For improved user experience, the buckets API provides automatic URL redirection for web browser users. This feature allows users to access objects using shorter, more intuitive URLs without affecting S3 API functionality.

URL Shortcut

Web browsers can access objects using the simplified URL pattern:

https://host/username/buckets/bucketname/filename

This automatically redirects to the full Manta path:

https://host/username/buckets/bucketname/objects/filename

Examples

# Browser users can type this shorter URL:
https://manta.example.com/jdoe/buckets/documents/report.pdf

# Which automatically redirects to:
https://manta.example.com/jdoe/buckets/documents/objects/report.pdf

Important Notes

  • Browser-only: This redirection only applies to web browser requests (detected via Accept: text/html headers)
  • API compatibility: S3 API calls, s3cmd operations, and direct API access are completely unaffected
  • Backward compatibility: All existing URLs continue to work as before
  • Smart detection: Redirection won't occur if the URL already contains the /objects/ segment

This feature makes it easier for users to bookmark, share, and manually type URLs to access their stored objects while maintaining full compatibility with all programmatic access methods.

Testing

S3 Compatibility Testing

The Manta Buckets API includes comprehensive test scripts for validating S3 compatibility and ACL functionality.

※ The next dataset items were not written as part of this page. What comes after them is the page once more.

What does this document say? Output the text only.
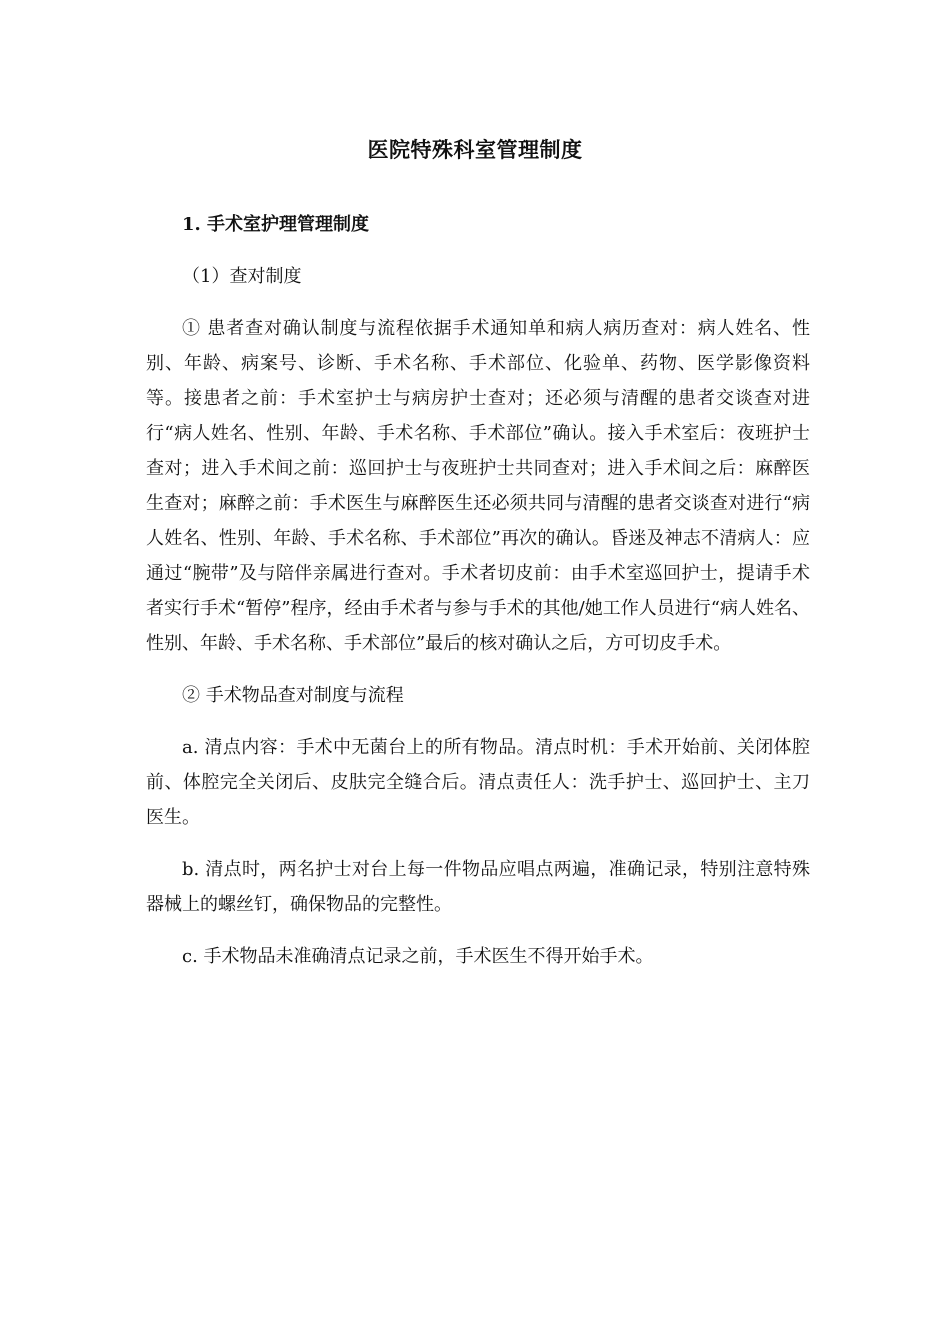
医院特殊科室管理制度

1. 手术室护理管理制度

（1）查对制度

① 患者查对确认制度与流程依据手术通知单和病人病历查对：病人姓名、性别、年龄、病案号、诊断、手术名称、手术部位、化验单、药物、医学影像资料等。接患者之前：手术室护士与病房护士查对；还必须与清醒的患者交谈查对进行“病人姓名、性别、年龄、手术名称、手术部位”确认。接入手术室后：夜班护士查对；进入手术间之前：巡回护士与夜班护士共同查对；进入手术间之后：麻醉医生查对；麻醉之前：手术医生与麻醉医生还必须共同与清醒的患者交谈查对进行“病人姓名、性别、年龄、手术名称、手术部位”再次的确认。昏迷及神志不清病人：应通过“腕带”及与陪伴亲属进行查对。手术者切皮前：由手术室巡回护士，提请手术者实行手术“暂停”程序，经由手术者与参与手术的其他/她工作人员进行“病人姓名、性别、年龄、手术名称、手术部位”最后的核对确认之后，方可切皮手术。

② 手术物品查对制度与流程

a. 清点内容：手术中无菌台上的所有物品。清点时机：手术开始前、关闭体腔前、体腔完全关闭后、皮肤完全缝合后。清点责任人：洗手护士、巡回护士、主刀医生。

b. 清点时，两名护士对台上每一件物品应唱点两遍，准确记录，特别注意特殊器械上的螺丝钉，确保物品的完整性。

c. 手术物品未准确清点记录之前，手术医生不得开始手术。
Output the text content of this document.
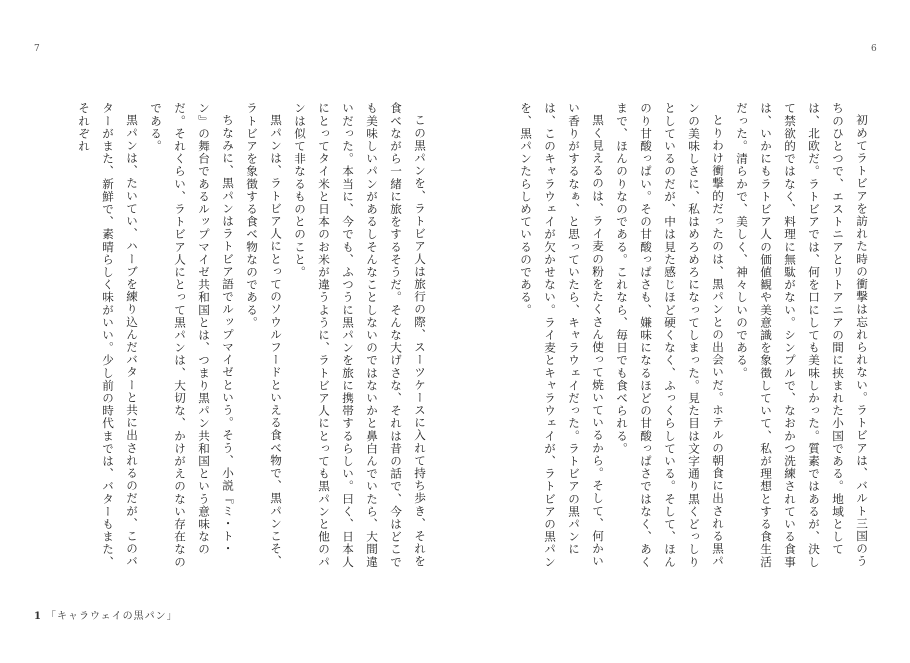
6
7

初めてラトビアを訪れた時の衝撃は忘れられない。ラトビアは、バルト三国のうちのひとつで、エストニアとリトアニアの間に挟まれた小国である。地域としては、北欧だ。ラトビアでは、何を口にしても美味しかった。質素ではあるが、決して禁欲的ではなく、料理に無駄がない。シンプルで、なおかつ洗練されている食事は、いかにもラトビア人の価値観や美意識を象徴していて、私が理想とする食生活だった。清らかで、美しく、神々しいのである。

とりわけ衝撃的だったのは、黒パンとの出会いだ。ホテルの朝食に出される黒パンの美味しさに、私はめろめろになってしまった。見た目は文字通り黒くどっしりとしているのだが、中は見た感じほど硬くなく、ふっくらしている。そして、ほんのり甘酸っぱい。その甘酸っぱさも、嫌味になるほどの甘酸っぱさではなく、あくまで、ほんのりなのである。これなら、毎日でも食べられる。

黒く見えるのは、ライ麦の粉をたくさん使って焼いているから。そして、何かいい香りがするなぁ、と思っていたら、キャラウェイだった。ラトビアの黒パンには、このキャラウェイが欠かせない。ライ麦とキャラウェイが、ラトビアの黒パンを、黒パンたらしめているのである。

この黒パンを、ラトビア人は旅行の際、スーツケースに入れて持ち歩き、それを食べながら一緒に旅をするそうだ。そんな大げさな、それは昔の話で、今はどこでも美味しいパンがあるしそんなことしないのではないかと鼻白んでいたら、大間違いだった。本当に、今でも、ふつうに黒パンを旅に携帯するらしい。曰く、日本人にとってタイ米と日本のお米が違うように、ラトビア人にとっても黒パンと他のパンは似て非なるものとのこと。

黒パンは、ラトビア人にとってのソウルフードといえる食べ物で、黒パンこそ、ラトビアを象徴する食べ物なのである。

ちなみに、黒パンはラトビア語でルップマイゼという。そう、小説『ミ・ト・ン』の舞台であるルップマイゼ共和国とは、つまり黒パン共和国という意味なのだ。それくらい、ラトビア人にとって黒パンは、大切な、かけがえのない存在なのである。

黒パンは、たいてい、ハーブを練り込んだバターと共に出されるのだが、このバターがまた、新鮮で、素晴らしく味がいい。少し前の時代までは、バターもまた、それぞれ

1 「キャラウェイの黒パン」
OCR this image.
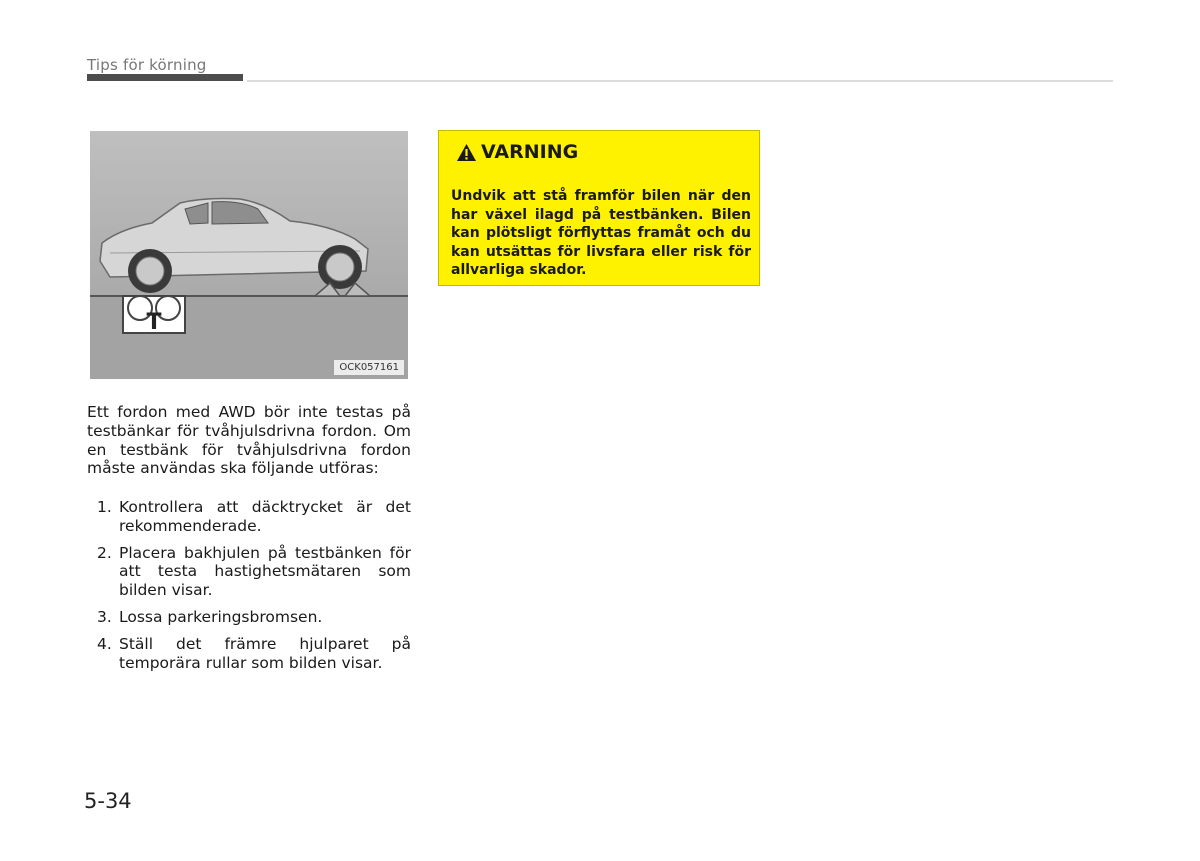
Tips för körning
T
OCK057161
VARNING

Undvik att stå framför bilen när den har växel ilagd på testbänken. Bilen kan plötsligt förflyttas framåt och du kan utsättas för livsfara eller risk för allvarliga skador.

Ett fordon med AWD bör inte testas på testbänkar för tvåhjulsdrivna fordon. Om en testbänk för tvåhjulsdrivna fordon måste användas ska följande utföras:

1. Kontrollera att däcktrycket är det rekommenderade.
2. Placera bakhjulen på testbänken för att testa hastighetsmätaren som bilden visar.
3. Lossa parkeringsbromsen.
4. Ställ det främre hjulparet på temporära rullar som bilden visar.
5-34
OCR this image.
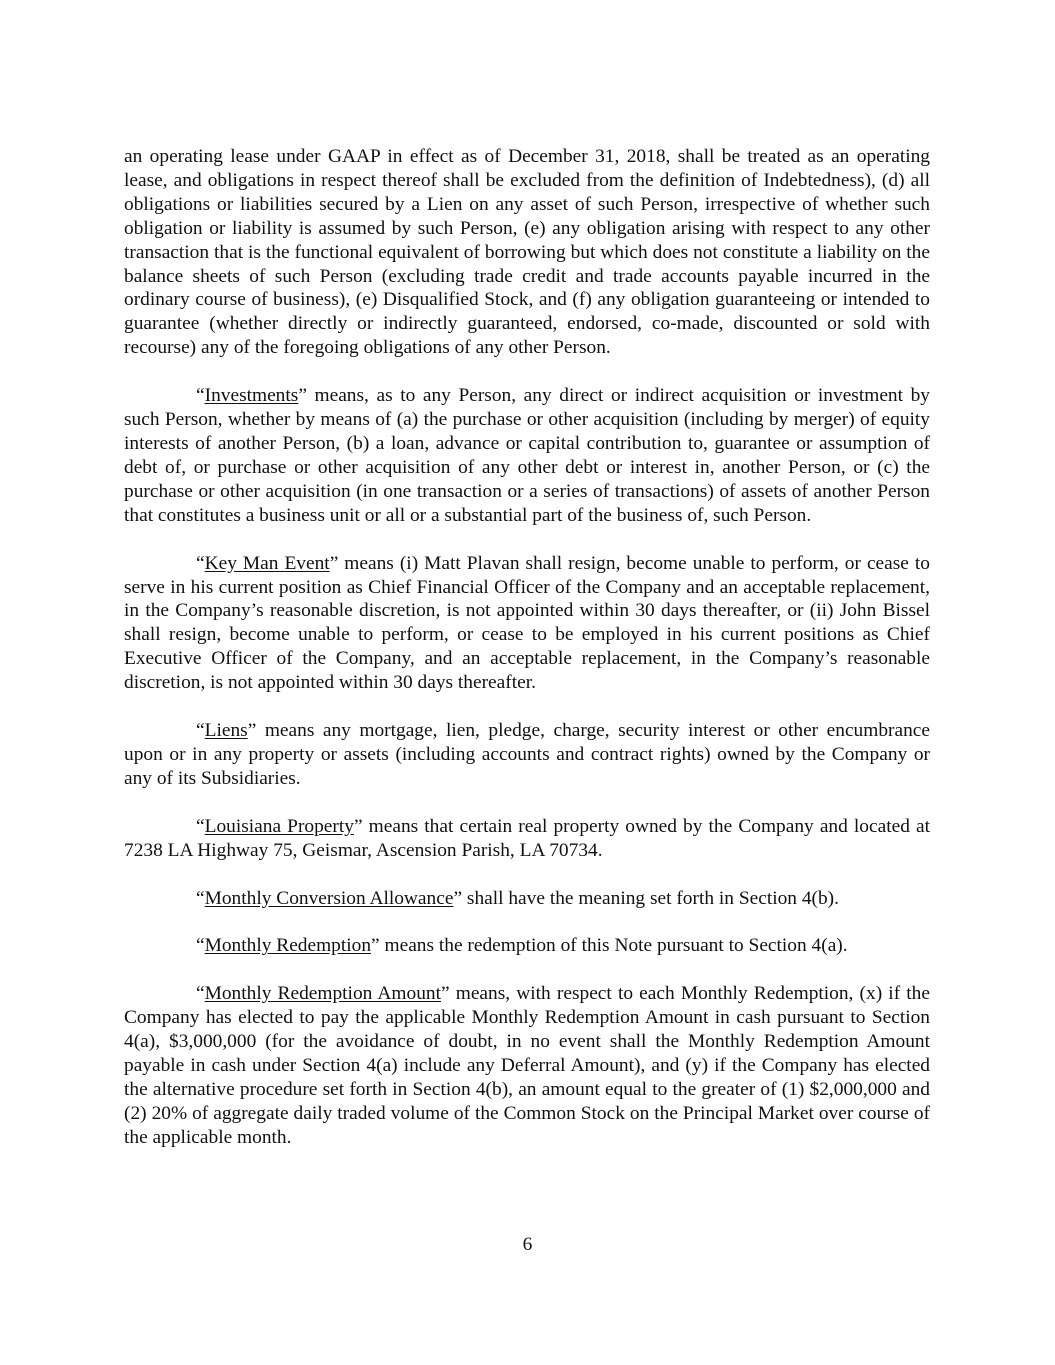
an operating lease under GAAP in effect as of December 31, 2018, shall be treated as an operating lease, and obligations in respect thereof shall be excluded from the definition of Indebtedness), (d) all obligations or liabilities secured by a Lien on any asset of such Person, irrespective of whether such obligation or liability is assumed by such Person, (e) any obligation arising with respect to any other transaction that is the functional equivalent of borrowing but which does not constitute a liability on the balance sheets of such Person (excluding trade credit and trade accounts payable incurred in the ordinary course of business), (e) Disqualified Stock, and (f) any obligation guaranteeing or intended to guarantee (whether directly or indirectly guaranteed, endorsed, co-made, discounted or sold with recourse) any of the foregoing obligations of any other Person.

“Investments” means, as to any Person, any direct or indirect acquisition or investment by such Person, whether by means of (a) the purchase or other acquisition (including by merger) of equity interests of another Person, (b) a loan, advance or capital contribution to, guarantee or assumption of debt of, or purchase or other acquisition of any other debt or interest in, another Person, or (c) the purchase or other acquisition (in one transaction or a series of transactions) of assets of another Person that constitutes a business unit or all or a substantial part of the business of, such Person.

“Key Man Event” means (i) Matt Plavan shall resign, become unable to perform, or cease to serve in his current position as Chief Financial Officer of the Company and an acceptable replacement, in the Company’s reasonable discretion, is not appointed within 30 days thereafter, or (ii) John Bissel shall resign, become unable to perform, or cease to be employed in his current positions as Chief Executive Officer of the Company, and an acceptable replacement, in the Company’s reasonable discretion, is not appointed within 30 days thereafter.

“Liens” means any mortgage, lien, pledge, charge, security interest or other encumbrance upon or in any property or assets (including accounts and contract rights) owned by the Company or any of its Subsidiaries.

“Louisiana Property” means that certain real property owned by the Company and located at 7238 LA Highway 75, Geismar, Ascension Parish, LA 70734.

“Monthly Conversion Allowance” shall have the meaning set forth in Section 4(b).

“Monthly Redemption” means the redemption of this Note pursuant to Section 4(a).

“Monthly Redemption Amount” means, with respect to each Monthly Redemption, (x) if the Company has elected to pay the applicable Monthly Redemption Amount in cash pursuant to Section 4(a), $3,000,000 (for the avoidance of doubt, in no event shall the Monthly Redemption Amount payable in cash under Section 4(a) include any Deferral Amount), and (y) if the Company has elected the alternative procedure set forth in Section 4(b), an amount equal to the greater of (1) $2,000,000 and (2) 20% of aggregate daily traded volume of the Common Stock on the Principal Market over course of the applicable month.

6
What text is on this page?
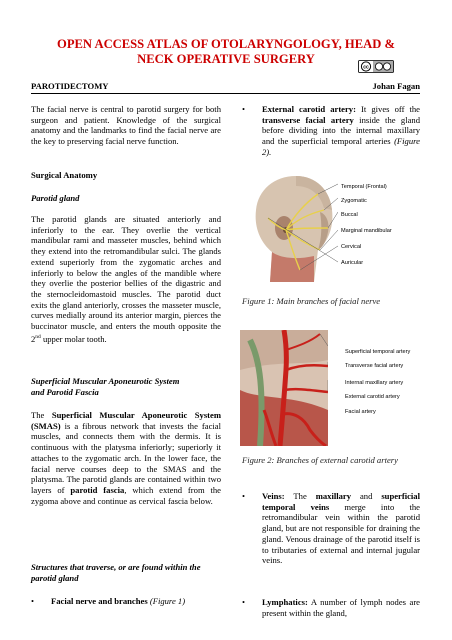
OPEN ACCESS ATLAS OF OTOLARYNGOLOGY, HEAD &
NECK OPERATIVE SURGERY
cc
PAROTIDECTOMY	Johan Fagan

The facial nerve is central to parotid surgery for both surgeon and patient. Knowledge of the surgical anatomy and the landmarks to find the facial nerve are the key to preserving facial nerve function.

Surgical Anatomy

Parotid gland

The parotid glands are situated anteriorly and inferiorly to the ear. They overlie the vertical mandibular rami and masseter muscles, behind which they extend into the retromandibular sulci. The glands extend superiorly from the zygomatic arches and inferiorly to below the angles of the mandible where they overlie the posterior bellies of the digastric and the sternocleidomastoid muscles. The parotid duct exits the gland anteriorly, crosses the masseter muscle, curves medially around its anterior margin, pierces the buccinator muscle, and enters the mouth opposite the 2nd upper molar tooth.

Superficial Muscular Aponeurotic System

and Parotid Fascia

The Superficial Muscular Aponeurotic System (SMAS) is a fibrous network that invests the facial muscles, and connects them with the dermis. It is continuous with the platysma inferiorly; superiorly it attaches to the zygomatic arch. In the lower face, the facial nerve courses deep to the SMAS and the platysma. The parotid glands are contained within two layers of parotid fascia, which extend from the zygoma above and continue as cervical fascia below.

Structures that traverse, or are found within the parotid gland

• Facial nerve and branches (Figure 1)

• External carotid artery: It gives off the transverse facial artery inside the gland before dividing into the internal maxillary and the superficial temporal arteries (Figure 2).

Temporal (Frontal)
Zygomatic
Buccal
Marginal mandibular
Cervical
Auricular
Figure 1: Main branches of facial nerve
Superficial temporal artery
Transverse facial artery
Internal maxillary artery
External carotid artery
Facial artery
Figure 2: Branches of external carotid artery

• Veins: The maxillary and superficial temporal veins merge into the retromandibular vein within the parotid gland, but are not responsible for draining the gland. Venous drainage of the parotid itself is to tributaries of external and internal jugular veins.

• Lymphatics: A number of lymph nodes are present within the gland,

S3 Compatibility Test Script

The main S3 compatibility test script validates core S3 operations using AWS CLI:

# Run with default configuration
./test/s3-compat-test.sh

# Run with custom endpoint and credentials  
S3_ENDPOINT="https://manta.example.com:8080" \
AWS_ACCESS_KEY_ID="your-key" \
AWS_SECRET_ACCESS_KEY="your-secret" \
./test/s3-compat-test.sh

# View available options
./test/s3-compat-test.sh --help

Test Coverage:

  • Bucket operations (create, list, delete)
  • Object operations (upload, download, metadata)
  • Data integrity validation (MD5/SHA256 checksums)
  • Error handling for non-existent resources
  • Authentication and authorization

S3cmd ACL Test Script

The ACL-specific test script validates Access Control List operations using s3cmd:

# Prerequisites: Install s3cmd
# Ubuntu/Debian: sudo apt-get install s3cmd
# CentOS/RHEL: sudo yum install s3cmd  
# pip: pip install s3cmd

# Run ACL tests with default configuration
./test/s3cmd-acl-test.sh

# Run with custom endpoint and credentials
S3_ENDPOINT="https://manta.example.com:8080" \
AWS_ACCESS_KEY_ID="your-key" \
AWS_SECRET_ACCESS_KEY="your-secret" \
./test/s3cmd-acl-test.sh

# View available options
./test/s3cmd-acl-test.sh --help

ACL Test Coverage:

  • s3cmd connectivity and configuration
  • Bucket ACL operations (get, set)
  • Object ACL operations (get, set)
  • Canned ACL testing (private removes public-read role, public-read adds role)
  • ACL policy verification
  • Object listing with ACL information

Environment Variables:

  • AWS_ACCESS_KEY_ID - Your Manta access key
  • AWS_SECRET_ACCESS_KEY - Your Manta secret key
  • S3_ENDPOINT - Manta endpoint URL (default: https://localhost:8080)
  • AWS_REGION - AWS region (default: us-east-1)

Example Output:

[2024-01-01 12:00:00] Starting S3cmd ACL Compatibility Tests for manta-buckets-api
============================================================
[2024-01-01 12:00:01] Testing: s3cmd Connectivity
✅ s3cmd connectivity - Successfully connected to S3 endpoint
[2024-01-01 12:00:02] Testing: Create Bucket with s3cmd  
✅ Create bucket - s3cmd-acl-test-1234567890 created successfully
[2024-01-01 12:00:03] Testing: Put Object with Default ACL
✅ Put object - test-object.txt uploaded successfully
...
============================================================
Tests Passed: 12
Tests Failed: 0
🎉 All ACL tests passed! s3cmd ACL compatibility is working correctly.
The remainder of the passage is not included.